KONGRELERDE YUMRUKLAR KONUŞUYOR İbadet özgürlüğünü bu ülkeye getiren CHP’dir. Dine en saygılı parti de CHP’dir. Din ve camiler üzerinden toplumu bölmez. CHP, ulu bir çınardır. Şimdi işte CHP bu gerçek kimliğine özüne yabancılaştırılmıştır. Partiye genetik kodlarına aykırı virüsler yüklenmiştir. CHP’yi CHP yapan ilkeler aşındırılmaktadır. Partinin yapısına, kimliğine aykırı eylem ve söylemlerle partinin tüzel kişiliği zarar görmektedir. CHP’nin Türkiye’ye karşı bir saldırı içinde emperyalizme açık bir şekilde söyleyeceği sözü olmalıdır. Yurttaşlık, liyakatın yerini alt kimliklere dayalı aidiyetler almıştır. Bu aidiyetlerini öne çıkarmayan kişiler partide yer alamamaktadır. CHP’nin kongrelerinde artık yumruklar konuşuyor, CHP’nin kongresinde fikirler konuşulmalıdır. Gerçek partililer partiden uzaklaşmaktadır. Kimse bu partide Atatürk’ü, altı oku tartışamaz. Kimse Cumhuriyet’i kuran bu partinin üzerinde olamayacağı gibi CHP kimsenin dilediğini yapabileceği bir parti de değildir.

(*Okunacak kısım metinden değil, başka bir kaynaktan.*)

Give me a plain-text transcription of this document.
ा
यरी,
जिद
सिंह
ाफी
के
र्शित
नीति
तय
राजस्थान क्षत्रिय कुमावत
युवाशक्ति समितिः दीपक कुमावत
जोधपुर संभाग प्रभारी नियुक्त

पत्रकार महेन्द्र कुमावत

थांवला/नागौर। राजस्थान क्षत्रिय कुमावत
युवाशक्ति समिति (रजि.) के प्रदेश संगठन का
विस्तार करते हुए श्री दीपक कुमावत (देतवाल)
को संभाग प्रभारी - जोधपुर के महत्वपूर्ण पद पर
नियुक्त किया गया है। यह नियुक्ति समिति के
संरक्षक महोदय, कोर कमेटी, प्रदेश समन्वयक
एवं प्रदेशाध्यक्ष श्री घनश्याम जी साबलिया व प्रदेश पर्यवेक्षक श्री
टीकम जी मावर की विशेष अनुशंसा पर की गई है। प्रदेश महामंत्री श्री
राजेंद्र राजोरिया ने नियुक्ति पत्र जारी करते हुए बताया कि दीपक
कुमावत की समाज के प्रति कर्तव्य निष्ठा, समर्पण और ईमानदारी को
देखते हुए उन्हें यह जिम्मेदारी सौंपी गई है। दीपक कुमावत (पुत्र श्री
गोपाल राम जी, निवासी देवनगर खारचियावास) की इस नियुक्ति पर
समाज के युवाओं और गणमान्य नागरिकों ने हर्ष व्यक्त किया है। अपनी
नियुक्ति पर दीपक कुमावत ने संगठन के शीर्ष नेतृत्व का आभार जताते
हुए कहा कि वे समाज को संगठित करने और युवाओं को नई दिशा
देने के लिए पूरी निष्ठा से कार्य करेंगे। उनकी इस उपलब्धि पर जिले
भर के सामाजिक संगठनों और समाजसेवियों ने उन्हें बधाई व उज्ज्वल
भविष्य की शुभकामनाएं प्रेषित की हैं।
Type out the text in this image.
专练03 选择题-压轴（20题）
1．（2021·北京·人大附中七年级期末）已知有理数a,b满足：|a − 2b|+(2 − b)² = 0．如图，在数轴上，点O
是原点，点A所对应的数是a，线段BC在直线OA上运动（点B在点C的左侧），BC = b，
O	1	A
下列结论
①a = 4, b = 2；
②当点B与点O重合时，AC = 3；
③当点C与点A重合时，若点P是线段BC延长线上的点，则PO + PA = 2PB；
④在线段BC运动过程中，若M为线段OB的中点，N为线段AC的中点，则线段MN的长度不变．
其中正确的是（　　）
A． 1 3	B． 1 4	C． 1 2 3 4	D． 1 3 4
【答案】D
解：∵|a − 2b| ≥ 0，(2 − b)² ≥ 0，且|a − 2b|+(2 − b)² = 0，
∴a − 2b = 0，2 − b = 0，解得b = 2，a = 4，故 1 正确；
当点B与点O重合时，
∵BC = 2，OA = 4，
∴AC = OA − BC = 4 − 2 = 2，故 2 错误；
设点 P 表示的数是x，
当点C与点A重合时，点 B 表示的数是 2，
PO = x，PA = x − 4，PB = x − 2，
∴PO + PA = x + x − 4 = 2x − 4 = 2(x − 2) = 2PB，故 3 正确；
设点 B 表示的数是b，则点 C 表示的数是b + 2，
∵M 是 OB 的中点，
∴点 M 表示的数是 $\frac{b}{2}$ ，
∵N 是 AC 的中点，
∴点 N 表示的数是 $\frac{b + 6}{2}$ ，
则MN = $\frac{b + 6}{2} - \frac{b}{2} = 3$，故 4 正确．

Sağlam bir ideolojisi olan bir fikir partisidir. CHP elbette tüm toplumu kucaklayacaktır ama kimliğinden ödün vererek olmaz, olamaz. CHP’nin içinde bulunduğu durum sadece vekillerin değil, tüm yurttaşların sorunudur. Partimiz hiçbir ayrım gözetmeksizin herkese kapılarını açmalıdır. CHP, küresel odaklarla veya onun uzantılarıyla ittifak yapamaz, bir araya gelemez. Kendini inkar, imha olur. CHP kendi kimliğini, özünü muhafaza ederek fikirlerle ittifak yapar. Bunu yaparken de hiçbir yurttaşını etnik köken, mezhep, kılık kıyafetle farklı görmez. CHP tüm yurttaşlarını, yurttaşlık bilinciyle kucaklar. Herkes için hak ve özgürlük ister. CHP sadece haklı da olsa AK Parti ve Erdoğan karşıtlığı içinde söz duellosu ile sağ seçmenden oy alamaz.”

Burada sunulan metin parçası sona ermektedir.